Fürsorglich streichle ich ihm übers Köpfchen. "Keine Sorge, er weiß es bereits. Tut mir leid, dass ich es nicht geschafft habe, es dir selbst zu sagen."

"Ist nicht schlimm. Ich weiß es doch jetzt. Ich weiß nur nicht genau, wie du heißt. Soll ich dich weiter Papa nennen?"

"Wär das nicht komisch, wenn ich gar nicht er bin?"

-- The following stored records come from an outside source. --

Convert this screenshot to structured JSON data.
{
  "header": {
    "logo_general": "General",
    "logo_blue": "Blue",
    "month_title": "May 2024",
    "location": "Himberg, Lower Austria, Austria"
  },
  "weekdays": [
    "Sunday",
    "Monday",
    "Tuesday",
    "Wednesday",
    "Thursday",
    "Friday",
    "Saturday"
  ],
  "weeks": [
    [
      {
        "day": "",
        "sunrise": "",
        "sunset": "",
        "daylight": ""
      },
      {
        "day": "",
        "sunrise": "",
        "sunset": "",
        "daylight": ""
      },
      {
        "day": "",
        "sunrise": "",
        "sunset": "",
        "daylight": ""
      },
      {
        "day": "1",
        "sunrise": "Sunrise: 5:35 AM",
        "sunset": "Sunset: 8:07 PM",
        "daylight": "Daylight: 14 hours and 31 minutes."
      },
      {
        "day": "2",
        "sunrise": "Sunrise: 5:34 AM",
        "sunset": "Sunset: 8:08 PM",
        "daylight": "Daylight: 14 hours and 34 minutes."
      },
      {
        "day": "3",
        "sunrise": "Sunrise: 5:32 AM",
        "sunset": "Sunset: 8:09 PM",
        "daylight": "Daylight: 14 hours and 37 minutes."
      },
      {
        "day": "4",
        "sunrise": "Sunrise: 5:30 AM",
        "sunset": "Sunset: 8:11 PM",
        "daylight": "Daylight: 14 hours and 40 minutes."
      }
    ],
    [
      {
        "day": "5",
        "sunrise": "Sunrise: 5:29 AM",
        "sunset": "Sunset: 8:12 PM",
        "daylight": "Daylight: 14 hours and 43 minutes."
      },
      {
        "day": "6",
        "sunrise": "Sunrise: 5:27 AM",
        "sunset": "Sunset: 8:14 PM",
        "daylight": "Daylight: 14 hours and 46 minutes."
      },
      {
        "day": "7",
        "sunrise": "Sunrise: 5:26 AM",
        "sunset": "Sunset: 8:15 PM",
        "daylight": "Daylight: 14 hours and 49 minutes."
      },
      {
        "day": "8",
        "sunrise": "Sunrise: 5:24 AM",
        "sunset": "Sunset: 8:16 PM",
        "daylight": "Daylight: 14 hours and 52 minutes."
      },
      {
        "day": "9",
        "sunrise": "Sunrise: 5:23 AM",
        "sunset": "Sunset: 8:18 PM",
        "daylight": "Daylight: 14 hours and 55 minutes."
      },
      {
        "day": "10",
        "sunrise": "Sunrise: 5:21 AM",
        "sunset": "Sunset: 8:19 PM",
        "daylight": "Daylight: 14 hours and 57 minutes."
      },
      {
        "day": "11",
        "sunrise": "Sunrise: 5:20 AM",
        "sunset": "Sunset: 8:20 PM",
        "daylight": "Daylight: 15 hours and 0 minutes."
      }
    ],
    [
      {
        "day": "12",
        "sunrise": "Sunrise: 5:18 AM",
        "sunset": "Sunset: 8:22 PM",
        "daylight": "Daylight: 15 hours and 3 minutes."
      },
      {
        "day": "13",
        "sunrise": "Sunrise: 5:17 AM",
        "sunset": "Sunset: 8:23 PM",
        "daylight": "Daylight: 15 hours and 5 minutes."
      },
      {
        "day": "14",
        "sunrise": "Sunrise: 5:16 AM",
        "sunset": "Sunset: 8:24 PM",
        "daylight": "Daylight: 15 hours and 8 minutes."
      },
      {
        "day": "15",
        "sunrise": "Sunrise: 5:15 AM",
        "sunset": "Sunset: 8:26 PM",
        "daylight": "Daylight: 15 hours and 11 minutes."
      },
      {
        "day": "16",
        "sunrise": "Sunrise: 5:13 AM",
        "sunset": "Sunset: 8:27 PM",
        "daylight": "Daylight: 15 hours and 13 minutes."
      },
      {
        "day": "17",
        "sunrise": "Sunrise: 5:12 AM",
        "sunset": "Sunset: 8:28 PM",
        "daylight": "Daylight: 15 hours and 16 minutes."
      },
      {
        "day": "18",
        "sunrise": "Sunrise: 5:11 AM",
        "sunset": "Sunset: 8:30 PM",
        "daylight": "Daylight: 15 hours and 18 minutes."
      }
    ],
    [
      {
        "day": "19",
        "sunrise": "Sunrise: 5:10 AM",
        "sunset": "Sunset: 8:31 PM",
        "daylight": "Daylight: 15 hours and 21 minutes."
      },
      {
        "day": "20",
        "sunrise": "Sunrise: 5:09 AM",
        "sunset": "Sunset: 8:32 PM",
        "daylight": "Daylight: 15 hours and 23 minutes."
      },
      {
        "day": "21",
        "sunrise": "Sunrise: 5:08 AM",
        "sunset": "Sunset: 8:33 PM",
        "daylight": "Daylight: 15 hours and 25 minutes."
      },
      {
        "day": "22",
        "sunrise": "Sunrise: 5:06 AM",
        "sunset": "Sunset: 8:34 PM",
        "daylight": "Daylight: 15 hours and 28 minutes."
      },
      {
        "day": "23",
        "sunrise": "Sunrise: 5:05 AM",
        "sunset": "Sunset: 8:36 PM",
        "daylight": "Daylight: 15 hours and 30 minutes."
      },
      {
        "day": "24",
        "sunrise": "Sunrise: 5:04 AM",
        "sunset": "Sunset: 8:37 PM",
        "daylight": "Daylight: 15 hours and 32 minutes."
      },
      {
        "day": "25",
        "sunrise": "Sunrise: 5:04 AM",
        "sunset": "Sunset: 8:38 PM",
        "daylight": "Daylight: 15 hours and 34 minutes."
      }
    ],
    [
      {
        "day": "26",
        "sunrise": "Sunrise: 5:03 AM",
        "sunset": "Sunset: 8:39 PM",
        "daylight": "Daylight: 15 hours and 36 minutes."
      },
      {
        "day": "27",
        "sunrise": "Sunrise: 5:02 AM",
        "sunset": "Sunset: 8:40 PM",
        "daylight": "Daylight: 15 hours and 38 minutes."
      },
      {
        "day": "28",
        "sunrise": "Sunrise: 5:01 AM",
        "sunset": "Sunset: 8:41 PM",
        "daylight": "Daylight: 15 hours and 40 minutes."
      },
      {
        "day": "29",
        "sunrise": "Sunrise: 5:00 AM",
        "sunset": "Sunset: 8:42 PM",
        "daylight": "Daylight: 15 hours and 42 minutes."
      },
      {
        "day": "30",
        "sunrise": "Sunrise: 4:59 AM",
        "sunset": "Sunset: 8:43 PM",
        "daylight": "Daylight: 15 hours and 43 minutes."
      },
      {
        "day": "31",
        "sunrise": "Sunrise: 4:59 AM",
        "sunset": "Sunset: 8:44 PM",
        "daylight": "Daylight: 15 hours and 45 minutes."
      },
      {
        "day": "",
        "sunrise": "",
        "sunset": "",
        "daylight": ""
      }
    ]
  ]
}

"Naja. Ich weiß nicht. Du bist zwar nicht DER Papa, aber du bist wie ein Papa. Ich hab heut im Kindergarten gefragt, woher man weiß, wann jemand ein Papa ist, und da haben wir festgestellt, dass Nono eigentlich auch einer ist. Er macht ganz viel für uns, was eigentlich Papas machen, und er hat uns sehr lieb."

"Das stimmt."

"Siehst du! Er ist zwar unser Onkel, und die Tante Yuji hat gesagt, dass der Papa derjenige ist, mit dem man verwandt ist, aber zum Beispiel die Bell hat auch einen Papa, den sie und ihre Mama noch gar nicht kannten, als sie geboren wurde, und der ist trotzdem ihr Papa! Also kannst du doch eigentlich auch unser Papa sein, oder?"

"Naja. Ich weiß nicht."

"Erwachsene wissen vieles gar nicht, oder?", fragt er eingeschnappt.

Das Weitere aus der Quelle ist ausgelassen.